The company's foothold in the China region include a 40% stake in an offshore oil producing operation at Wenchang and another 100% stake in six exploration blocks in the South China Sea and another in the East China Sea.[23]
Husky's other Asian counterpart, Indonesia, is looking at extending an agreement for a natural gas block off East Java.
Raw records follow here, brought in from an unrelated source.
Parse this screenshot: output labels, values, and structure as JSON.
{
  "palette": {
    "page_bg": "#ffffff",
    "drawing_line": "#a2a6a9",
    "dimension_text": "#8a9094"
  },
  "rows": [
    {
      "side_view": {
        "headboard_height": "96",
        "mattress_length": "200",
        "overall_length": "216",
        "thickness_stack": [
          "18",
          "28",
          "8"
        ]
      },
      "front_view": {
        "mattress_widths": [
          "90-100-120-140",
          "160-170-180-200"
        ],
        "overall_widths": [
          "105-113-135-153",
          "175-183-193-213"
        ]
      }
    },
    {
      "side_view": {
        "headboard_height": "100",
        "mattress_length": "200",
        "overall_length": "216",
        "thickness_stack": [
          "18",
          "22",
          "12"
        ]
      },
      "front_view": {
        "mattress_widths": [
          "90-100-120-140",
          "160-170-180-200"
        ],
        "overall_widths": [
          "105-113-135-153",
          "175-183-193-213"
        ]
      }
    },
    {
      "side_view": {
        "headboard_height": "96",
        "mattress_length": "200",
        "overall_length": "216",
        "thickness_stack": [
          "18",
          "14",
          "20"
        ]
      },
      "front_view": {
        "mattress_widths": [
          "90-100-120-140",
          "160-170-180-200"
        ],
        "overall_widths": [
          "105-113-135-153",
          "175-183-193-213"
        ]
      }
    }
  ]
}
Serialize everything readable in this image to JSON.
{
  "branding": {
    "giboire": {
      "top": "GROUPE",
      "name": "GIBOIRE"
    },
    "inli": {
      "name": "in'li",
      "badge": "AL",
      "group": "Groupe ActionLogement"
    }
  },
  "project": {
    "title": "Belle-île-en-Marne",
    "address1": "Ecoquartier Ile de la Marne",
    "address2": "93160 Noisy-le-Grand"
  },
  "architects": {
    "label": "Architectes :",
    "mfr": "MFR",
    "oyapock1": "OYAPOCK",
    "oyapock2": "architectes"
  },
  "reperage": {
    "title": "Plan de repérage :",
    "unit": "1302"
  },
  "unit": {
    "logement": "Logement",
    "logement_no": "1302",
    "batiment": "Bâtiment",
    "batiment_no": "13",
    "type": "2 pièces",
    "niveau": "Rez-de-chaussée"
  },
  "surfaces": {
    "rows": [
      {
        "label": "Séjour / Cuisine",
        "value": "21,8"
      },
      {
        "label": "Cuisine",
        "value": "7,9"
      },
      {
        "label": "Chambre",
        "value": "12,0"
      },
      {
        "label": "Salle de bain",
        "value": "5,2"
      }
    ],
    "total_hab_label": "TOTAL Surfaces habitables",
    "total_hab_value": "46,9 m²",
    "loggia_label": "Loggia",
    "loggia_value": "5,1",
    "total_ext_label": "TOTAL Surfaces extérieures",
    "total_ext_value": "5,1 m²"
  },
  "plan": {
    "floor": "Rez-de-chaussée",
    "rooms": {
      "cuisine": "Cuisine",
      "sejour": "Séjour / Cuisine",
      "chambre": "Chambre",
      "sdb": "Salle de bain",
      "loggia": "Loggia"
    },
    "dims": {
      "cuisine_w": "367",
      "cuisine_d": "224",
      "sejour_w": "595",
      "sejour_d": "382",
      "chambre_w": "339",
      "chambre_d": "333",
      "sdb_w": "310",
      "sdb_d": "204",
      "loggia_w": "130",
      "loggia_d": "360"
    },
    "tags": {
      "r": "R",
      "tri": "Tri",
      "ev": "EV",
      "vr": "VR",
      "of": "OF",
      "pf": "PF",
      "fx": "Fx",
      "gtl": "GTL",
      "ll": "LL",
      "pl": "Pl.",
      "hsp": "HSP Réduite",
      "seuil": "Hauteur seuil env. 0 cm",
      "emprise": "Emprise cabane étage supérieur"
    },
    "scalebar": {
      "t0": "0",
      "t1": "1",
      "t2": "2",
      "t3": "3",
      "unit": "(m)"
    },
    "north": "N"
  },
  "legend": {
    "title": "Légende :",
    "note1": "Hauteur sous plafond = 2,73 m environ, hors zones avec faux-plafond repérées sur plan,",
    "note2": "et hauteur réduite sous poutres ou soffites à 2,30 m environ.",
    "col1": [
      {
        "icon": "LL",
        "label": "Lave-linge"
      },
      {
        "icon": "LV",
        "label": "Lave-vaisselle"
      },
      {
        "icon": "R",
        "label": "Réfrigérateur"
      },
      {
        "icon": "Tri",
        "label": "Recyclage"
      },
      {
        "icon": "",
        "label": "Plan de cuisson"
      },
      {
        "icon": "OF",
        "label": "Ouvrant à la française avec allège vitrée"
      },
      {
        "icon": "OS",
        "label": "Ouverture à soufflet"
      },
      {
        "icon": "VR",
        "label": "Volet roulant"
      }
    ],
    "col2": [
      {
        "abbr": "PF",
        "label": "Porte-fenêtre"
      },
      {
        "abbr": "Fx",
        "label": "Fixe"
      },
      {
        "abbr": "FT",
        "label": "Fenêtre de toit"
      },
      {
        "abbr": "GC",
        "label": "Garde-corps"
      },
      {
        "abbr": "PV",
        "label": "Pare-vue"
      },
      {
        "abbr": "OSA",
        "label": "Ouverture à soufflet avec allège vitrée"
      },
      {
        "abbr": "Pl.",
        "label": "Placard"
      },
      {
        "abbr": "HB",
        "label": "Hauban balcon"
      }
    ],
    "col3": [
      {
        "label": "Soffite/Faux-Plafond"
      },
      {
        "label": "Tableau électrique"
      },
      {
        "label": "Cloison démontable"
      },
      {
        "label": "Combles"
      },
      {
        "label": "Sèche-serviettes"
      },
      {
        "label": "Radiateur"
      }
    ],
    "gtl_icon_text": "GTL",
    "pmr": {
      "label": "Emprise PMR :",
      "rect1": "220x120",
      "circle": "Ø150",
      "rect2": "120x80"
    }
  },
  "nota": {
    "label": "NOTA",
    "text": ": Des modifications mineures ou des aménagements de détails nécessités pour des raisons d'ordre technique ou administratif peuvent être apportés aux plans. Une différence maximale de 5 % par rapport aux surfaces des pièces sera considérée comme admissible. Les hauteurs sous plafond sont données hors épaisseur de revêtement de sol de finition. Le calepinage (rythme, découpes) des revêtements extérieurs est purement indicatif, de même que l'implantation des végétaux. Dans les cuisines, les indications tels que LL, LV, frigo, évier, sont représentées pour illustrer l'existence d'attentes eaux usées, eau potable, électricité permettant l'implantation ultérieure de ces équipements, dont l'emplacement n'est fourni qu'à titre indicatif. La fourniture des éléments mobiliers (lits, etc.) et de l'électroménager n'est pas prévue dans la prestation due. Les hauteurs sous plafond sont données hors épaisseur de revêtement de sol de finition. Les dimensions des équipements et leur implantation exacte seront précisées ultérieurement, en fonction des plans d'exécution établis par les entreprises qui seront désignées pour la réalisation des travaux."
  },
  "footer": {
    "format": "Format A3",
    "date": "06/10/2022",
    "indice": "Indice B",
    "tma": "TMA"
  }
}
This partnership is scheduled to begin in 2012 and will produce an estimated 515 billion cubic feet of natural gas.[24] The company has now a 50% stake in the Madura Strait Block production sharing contract (PSC), and a 100% stake in the North Sumbawa II and Bawean II exploration block.[25]
CompetitionHusky’s competitors consist mainly of Canadian-based energy companies such as Imperial Oil (IMO), Petro-Canada (PCZ), Shell-Canada, Encana (ECA), Nexen (NXY), Canadian Natural Resources (CNQ), and Syncrude Canada.[28] These industry players compete primarily in oil and gas exploration, production, refining, marketing, and distribution channels.
In 2008, Imperial oil's net income topped it's list of competitors with Cdn $3.878 billion,[29] with Husky Energy closing in at Cdn $3.754 billion,[30] followed by Petro Canada with Cdn $3.1 billion.[31]